Kyoko abrió los ojos y su boca, pero no pudo articular nada. La enfermedad le había embotado la cabeza y los oídos, porque de todo lo que le había dicho el doctor lo único que se le quedó en la mente es que creyó haber escuchado decirle que Yuki la ama.

Kyoko movió negativamente la cabeza ante sus propios pensamientos, pero el doctor supo interpretarlos correctamente.

—Ahhhh, Hizuri-san, el corazón que duda es el que más se lastima.

—Yuki, él no... —Kyoko intentó levantarse nuevamente y fue regresada a su posición por el doctor, esta vez con una reprimenda de por medio.

—Hizuri-san, le recomiendo que se esté tranquila, en este momento su cuerpo se está recuperando de una fiebre muy alta, la enfermedad que contrajo por la picadura del mosquito no ha sido tan grave como sucede algunas veces, ya que es usted una mujer joven y fuerte y eso jugó mucho a su favor, pero esto no quiere decir que ya esté usted recuperada por completo.

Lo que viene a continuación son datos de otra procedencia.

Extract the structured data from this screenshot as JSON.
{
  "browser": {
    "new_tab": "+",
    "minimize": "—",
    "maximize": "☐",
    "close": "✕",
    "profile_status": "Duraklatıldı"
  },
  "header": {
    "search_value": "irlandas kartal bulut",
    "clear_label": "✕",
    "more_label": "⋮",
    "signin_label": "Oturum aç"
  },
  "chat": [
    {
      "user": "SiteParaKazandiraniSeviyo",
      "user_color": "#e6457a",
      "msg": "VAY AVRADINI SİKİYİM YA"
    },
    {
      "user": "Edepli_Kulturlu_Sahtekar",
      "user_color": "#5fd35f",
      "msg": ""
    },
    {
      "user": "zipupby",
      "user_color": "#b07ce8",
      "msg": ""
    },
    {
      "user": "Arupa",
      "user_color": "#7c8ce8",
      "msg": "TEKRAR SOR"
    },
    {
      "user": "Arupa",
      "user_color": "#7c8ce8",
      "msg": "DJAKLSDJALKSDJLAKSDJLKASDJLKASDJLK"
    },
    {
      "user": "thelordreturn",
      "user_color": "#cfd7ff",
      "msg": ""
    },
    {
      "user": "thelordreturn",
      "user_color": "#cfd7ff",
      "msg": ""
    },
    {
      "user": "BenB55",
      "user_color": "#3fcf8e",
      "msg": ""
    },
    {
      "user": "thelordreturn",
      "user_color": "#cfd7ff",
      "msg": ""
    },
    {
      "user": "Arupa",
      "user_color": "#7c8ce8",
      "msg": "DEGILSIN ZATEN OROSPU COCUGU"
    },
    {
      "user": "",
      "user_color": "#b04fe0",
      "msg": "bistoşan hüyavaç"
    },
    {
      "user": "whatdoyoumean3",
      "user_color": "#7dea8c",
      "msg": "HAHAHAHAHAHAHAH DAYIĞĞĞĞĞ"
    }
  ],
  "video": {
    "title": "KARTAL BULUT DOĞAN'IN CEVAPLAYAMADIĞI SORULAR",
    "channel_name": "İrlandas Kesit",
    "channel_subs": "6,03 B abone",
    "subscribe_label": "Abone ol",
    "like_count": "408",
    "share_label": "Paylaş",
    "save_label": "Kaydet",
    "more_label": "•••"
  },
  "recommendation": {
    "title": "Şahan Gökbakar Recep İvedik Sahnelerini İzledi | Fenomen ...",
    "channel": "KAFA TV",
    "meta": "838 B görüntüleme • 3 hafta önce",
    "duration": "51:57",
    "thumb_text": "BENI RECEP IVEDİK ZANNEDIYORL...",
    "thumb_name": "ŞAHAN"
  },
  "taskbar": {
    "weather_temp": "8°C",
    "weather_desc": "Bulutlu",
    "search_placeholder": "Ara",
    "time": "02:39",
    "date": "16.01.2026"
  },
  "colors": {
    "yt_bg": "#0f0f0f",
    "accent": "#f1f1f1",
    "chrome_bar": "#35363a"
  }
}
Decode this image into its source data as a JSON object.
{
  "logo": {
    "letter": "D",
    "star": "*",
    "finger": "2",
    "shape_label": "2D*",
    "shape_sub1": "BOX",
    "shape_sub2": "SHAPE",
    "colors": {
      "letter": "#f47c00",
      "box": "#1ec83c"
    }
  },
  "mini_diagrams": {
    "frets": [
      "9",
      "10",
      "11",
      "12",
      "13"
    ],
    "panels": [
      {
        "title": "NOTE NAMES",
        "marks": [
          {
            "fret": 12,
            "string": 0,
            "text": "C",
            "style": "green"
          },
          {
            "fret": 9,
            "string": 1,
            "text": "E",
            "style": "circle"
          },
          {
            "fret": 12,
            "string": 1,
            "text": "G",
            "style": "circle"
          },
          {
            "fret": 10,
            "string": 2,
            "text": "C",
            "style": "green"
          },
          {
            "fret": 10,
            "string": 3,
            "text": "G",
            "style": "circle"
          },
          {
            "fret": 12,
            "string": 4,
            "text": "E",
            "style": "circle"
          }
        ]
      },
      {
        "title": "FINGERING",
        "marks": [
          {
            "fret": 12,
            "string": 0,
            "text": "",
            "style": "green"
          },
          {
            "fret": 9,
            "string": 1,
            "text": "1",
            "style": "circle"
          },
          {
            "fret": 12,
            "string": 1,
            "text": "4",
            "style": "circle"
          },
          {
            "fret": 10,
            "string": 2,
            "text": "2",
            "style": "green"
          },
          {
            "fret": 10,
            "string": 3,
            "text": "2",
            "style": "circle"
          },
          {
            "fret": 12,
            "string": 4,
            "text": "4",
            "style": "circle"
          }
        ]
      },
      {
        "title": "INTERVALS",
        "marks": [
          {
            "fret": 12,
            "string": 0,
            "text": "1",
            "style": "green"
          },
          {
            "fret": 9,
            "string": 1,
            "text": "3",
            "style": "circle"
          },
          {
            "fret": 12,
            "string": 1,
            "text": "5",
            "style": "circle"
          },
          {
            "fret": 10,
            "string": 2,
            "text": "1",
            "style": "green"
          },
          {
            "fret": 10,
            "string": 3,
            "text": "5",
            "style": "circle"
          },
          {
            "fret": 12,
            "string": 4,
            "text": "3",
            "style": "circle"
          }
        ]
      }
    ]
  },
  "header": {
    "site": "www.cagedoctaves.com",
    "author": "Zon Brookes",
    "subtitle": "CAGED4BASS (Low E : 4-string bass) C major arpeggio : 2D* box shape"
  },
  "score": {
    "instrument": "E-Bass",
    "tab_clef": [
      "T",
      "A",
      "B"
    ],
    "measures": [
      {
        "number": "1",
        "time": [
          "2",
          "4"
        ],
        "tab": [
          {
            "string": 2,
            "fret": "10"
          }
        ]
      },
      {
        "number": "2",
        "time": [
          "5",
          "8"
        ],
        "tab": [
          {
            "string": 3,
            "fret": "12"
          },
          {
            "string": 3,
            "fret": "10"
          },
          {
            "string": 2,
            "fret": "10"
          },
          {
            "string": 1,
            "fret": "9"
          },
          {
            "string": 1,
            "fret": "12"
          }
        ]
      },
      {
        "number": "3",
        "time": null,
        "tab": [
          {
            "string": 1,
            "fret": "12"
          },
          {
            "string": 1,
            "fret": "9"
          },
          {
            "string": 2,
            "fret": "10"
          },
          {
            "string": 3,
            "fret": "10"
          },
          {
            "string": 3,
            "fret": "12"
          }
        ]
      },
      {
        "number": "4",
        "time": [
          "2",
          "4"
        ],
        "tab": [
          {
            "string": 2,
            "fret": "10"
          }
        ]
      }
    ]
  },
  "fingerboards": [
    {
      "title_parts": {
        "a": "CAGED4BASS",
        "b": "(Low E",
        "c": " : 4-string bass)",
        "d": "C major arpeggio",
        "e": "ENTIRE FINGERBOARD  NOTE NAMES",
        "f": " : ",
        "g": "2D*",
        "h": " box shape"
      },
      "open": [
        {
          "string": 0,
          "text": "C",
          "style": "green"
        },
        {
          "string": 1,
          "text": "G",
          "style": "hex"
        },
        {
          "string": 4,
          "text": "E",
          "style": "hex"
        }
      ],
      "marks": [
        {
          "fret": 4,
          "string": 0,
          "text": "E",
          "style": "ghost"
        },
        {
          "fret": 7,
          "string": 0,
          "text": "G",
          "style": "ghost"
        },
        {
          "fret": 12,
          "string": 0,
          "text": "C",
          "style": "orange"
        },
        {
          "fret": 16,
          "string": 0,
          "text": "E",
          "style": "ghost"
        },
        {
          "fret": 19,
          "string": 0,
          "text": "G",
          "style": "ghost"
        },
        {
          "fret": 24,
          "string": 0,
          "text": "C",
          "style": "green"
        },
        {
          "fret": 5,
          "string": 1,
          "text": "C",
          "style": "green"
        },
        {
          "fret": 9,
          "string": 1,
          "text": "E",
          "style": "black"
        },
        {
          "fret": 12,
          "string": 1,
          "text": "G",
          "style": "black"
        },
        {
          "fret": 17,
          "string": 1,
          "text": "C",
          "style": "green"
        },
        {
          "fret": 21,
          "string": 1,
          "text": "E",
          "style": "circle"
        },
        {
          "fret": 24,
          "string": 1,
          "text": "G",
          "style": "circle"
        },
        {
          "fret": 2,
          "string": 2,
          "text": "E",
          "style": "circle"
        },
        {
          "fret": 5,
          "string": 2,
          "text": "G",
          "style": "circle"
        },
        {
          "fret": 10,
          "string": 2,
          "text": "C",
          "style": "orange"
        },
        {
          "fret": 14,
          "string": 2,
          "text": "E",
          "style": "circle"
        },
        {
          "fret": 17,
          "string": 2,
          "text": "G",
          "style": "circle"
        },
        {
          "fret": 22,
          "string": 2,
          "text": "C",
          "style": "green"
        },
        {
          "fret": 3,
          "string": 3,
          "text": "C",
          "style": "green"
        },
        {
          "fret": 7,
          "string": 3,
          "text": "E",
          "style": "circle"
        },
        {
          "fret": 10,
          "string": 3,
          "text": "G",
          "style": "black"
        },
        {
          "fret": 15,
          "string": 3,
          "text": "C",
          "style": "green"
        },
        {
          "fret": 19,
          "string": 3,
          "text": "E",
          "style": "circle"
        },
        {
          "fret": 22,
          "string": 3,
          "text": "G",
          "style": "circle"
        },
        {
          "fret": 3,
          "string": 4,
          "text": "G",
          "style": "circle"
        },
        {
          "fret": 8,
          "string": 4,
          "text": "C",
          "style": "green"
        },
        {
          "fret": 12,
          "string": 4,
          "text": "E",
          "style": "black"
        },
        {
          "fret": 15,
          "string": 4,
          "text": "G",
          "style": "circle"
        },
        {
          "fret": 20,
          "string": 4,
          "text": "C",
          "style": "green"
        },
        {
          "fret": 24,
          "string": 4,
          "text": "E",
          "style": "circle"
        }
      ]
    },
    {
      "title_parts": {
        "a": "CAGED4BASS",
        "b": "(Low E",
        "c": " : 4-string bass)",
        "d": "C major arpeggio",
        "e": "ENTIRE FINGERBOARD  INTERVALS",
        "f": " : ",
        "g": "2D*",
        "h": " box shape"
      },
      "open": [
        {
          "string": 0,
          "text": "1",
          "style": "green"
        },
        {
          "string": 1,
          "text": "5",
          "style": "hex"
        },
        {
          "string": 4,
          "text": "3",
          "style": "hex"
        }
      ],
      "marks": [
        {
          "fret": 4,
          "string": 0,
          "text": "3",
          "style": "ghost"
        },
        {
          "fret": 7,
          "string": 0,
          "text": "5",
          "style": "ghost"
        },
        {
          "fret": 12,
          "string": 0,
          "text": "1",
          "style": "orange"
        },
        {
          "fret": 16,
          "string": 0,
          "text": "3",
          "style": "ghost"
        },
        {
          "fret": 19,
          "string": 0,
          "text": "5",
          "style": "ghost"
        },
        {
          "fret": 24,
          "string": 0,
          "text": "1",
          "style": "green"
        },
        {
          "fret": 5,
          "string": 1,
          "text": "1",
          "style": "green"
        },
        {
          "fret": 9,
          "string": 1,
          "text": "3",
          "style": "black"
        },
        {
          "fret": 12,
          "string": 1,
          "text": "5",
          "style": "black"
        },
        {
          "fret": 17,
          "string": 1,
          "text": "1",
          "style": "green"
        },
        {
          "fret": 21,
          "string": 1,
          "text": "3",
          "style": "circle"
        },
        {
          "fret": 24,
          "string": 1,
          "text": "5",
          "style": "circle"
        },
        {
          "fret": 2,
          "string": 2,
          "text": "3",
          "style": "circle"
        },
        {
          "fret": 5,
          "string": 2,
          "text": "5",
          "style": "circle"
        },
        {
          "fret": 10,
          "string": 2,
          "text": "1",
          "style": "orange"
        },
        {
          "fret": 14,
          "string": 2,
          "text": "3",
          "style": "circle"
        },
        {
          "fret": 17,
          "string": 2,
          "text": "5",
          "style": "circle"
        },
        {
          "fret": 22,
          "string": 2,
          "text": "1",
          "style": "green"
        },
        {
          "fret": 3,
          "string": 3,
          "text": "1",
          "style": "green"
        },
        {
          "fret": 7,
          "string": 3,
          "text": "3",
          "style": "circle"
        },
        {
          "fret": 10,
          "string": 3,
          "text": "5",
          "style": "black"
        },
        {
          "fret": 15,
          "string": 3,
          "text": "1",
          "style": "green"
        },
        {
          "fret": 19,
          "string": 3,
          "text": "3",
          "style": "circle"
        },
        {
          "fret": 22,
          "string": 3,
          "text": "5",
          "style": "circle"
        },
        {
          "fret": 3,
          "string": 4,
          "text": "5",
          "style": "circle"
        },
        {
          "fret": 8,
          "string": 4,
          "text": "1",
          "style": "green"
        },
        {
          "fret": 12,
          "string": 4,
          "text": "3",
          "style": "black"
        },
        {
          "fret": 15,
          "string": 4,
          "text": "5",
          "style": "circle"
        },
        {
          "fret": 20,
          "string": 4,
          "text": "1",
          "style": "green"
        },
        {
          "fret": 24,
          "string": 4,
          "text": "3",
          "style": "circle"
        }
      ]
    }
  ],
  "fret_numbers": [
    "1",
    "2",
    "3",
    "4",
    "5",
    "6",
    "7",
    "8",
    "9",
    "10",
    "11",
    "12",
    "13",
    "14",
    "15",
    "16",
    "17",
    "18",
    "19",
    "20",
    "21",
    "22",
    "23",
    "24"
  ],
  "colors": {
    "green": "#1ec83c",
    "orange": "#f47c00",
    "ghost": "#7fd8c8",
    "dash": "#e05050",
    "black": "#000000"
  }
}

Tardará un par de días en regresar a su estado normal, siempre y cuando siga al pie de la letra mis instrucciones y guarde el reposo necesario.

Al escuchar al doctor, que habló esta vez un poco más alto ante la insistencia de Kyoko por levantarse, Yashiro se despierta y en un instante se encuentra al lado de la cama, viendo con alivio que Kyoko había mejorado notablemente.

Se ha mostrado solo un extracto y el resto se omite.